I also usually ignore arguments involving "the NRA has herpaderpa yadda yadda". The NRA has power because there are millions and millions of gun owners in the US who are tired of the negative story shoved down peoples throats. Gun crime is so miniscule in this country compared to other types of crime, and those comitting the crimes don't even fall under the veil of legal gun owners anyways, so NRA members are being demonized because people don't understand how the world works.

Most terrorists do not try to sneak away like a coward after planting a bomb. In fact, they fight till they die once the attack is initiated. They are stealth and death is usually a part of their plan. This is why they are able to infiltrate even the most secure places.

Their modus operandi is not to run away, but cause maximum damage and get maximum attention.

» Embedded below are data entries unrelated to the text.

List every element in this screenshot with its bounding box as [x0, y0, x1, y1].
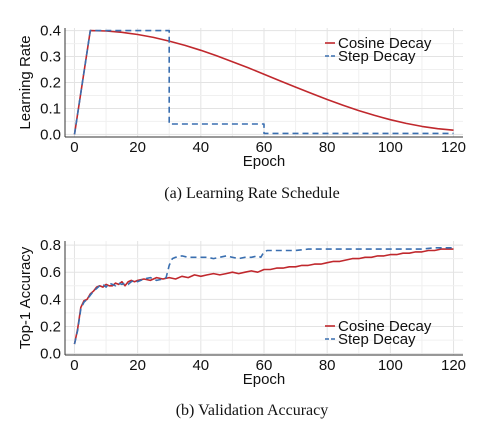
lr-y-tick-label: 0.4 — [40, 23, 61, 40]
lr-x-tick-label: 0 — [70, 139, 78, 156]
validation-accuracy-chart: 0 20 40 60 80 100 120 0.0 0.2 0.4 0.6 0.8 Epoch Top-1… — [17, 237, 466, 388]
lr-x-tick-label: 20 — [129, 139, 146, 156]
lr-grid — [65, 28, 463, 137]
acc-series-step-decay — [73, 247, 454, 345]
acc-x-tick-label: 80 — [319, 357, 336, 374]
lr-y-tick-label: 0.1 — [40, 100, 61, 117]
lr-y-axis-title: Learning Rate — [17, 35, 34, 129]
acc-x-tick-label: 0 — [70, 357, 78, 374]
acc-y-tick-label: 0.4 — [40, 291, 61, 308]
acc-x-tick-label: 20 — [129, 357, 146, 374]
acc-y-tick-label: 0.2 — [40, 319, 61, 336]
acc-x-tick-label: 120 — [441, 357, 466, 374]
acc-y-tick-label: 0.8 — [40, 237, 61, 254]
acc-legend-label-cosine-decay: Cosine Decay — [338, 318, 432, 335]
lr-x-tick-label: 80 — [319, 139, 336, 156]
lr-x-axis-title: Epoch — [243, 153, 286, 170]
acc-legend-label-step-decay: Step Decay — [338, 331, 416, 348]
acc-y-tick-label: 0.0 — [40, 346, 61, 363]
lr-y-tick-label: 0.2 — [40, 75, 61, 92]
lr-y-tick-label: 0.3 — [40, 49, 61, 66]
caption-validation-accuracy: (b) Validation Accuracy — [175, 402, 329, 419]
acc-y-axis-title: Top-1 Accuracy — [17, 246, 34, 349]
acc-x-tick-label: 100 — [378, 357, 403, 374]
acc-y-tick-label: 0.6 — [40, 264, 61, 281]
lr-legend-label-step-decay: Step Decay — [338, 48, 416, 65]
acc-grid — [65, 241, 463, 355]
lr-y-tick-label: 0.0 — [40, 126, 61, 143]
lr-legend-label-cosine-decay: Cosine Decay — [338, 35, 432, 52]
acc-x-tick-label: 60 — [256, 357, 273, 374]
lr-series-cosine-decay — [73, 29, 454, 135]
lr-x-tick-label: 120 — [441, 139, 466, 156]
lr-x-tick-label: 40 — [192, 139, 209, 156]
learning-rate-chart: 0 20 40 60 80 100 120 0.0 0.1 0.2 0.3 0.4 Epoch Learn… — [17, 23, 466, 170]
acc-x-axis-title: Epoch — [243, 371, 286, 388]
lr-series-step-decay — [73, 29, 454, 135]
lr-x-tick-label: 60 — [256, 139, 273, 156]
lr-x-tick-label: 100 — [378, 139, 403, 156]
acc-series-cosine-decay — [73, 248, 454, 345]
acc-x-tick-label: 40 — [192, 357, 209, 374]
caption-learning-rate-schedule: (a) Learning Rate Schedule — [164, 185, 340, 202]
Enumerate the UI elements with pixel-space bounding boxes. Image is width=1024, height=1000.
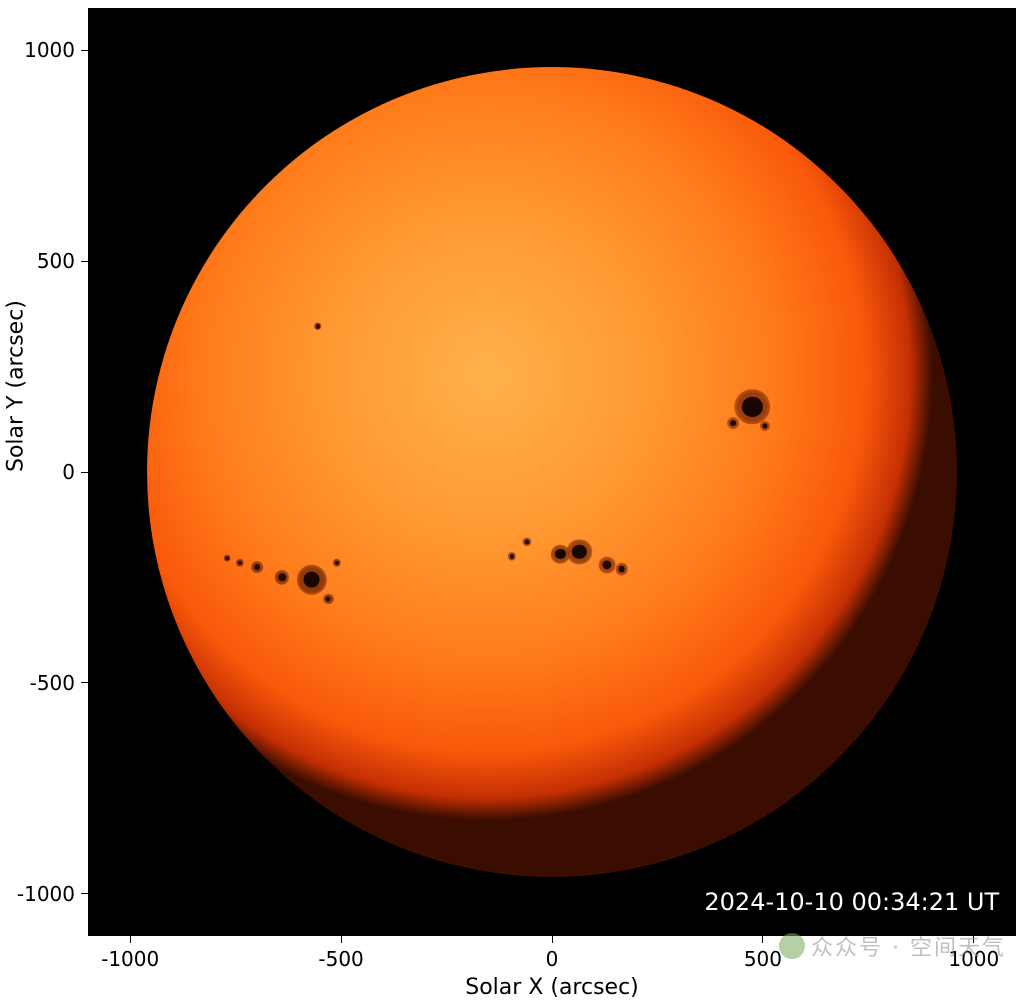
- figure: 2024-10-10 00:34:21 UT -1000 -500 0 500 1000…: [0, 0, 1024, 988]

Indeed, thats why I'd classify these guys as cowards more than terrorists, they slithered away and hid out. Thats not to say they're not terrorists, but they didn't act out the pseudo-jihadi dream.

"Gun crime is so miniscule in this country compared to other types of crime ..."

30,000 gun deaths a year is minuscule? Wow.

Pretty small when you take out the unnecessary Drug War deaths. And much smaller than people who commit suicide via poor food choices, smoking and not wearing their seatbelt.

Bull. Taking out Drug War deaths doesn't change the picture much. Two thirds of all gun-related deaths in the US are suicides.

I don't consider suicide to be gun violence (excepting murder-suicide).

Point of speculation: bombs trigger a bit of a different response, at least in my head. For starters, you don't get to flee from a bomb, and a bomb doesn't need to be held by a human. It can be hiding anywhere.

Wasn't it just recently that a study found that the stress on our troops in the Middle East due to traveling around risking IED's was at least as great, if not greater than regular combat?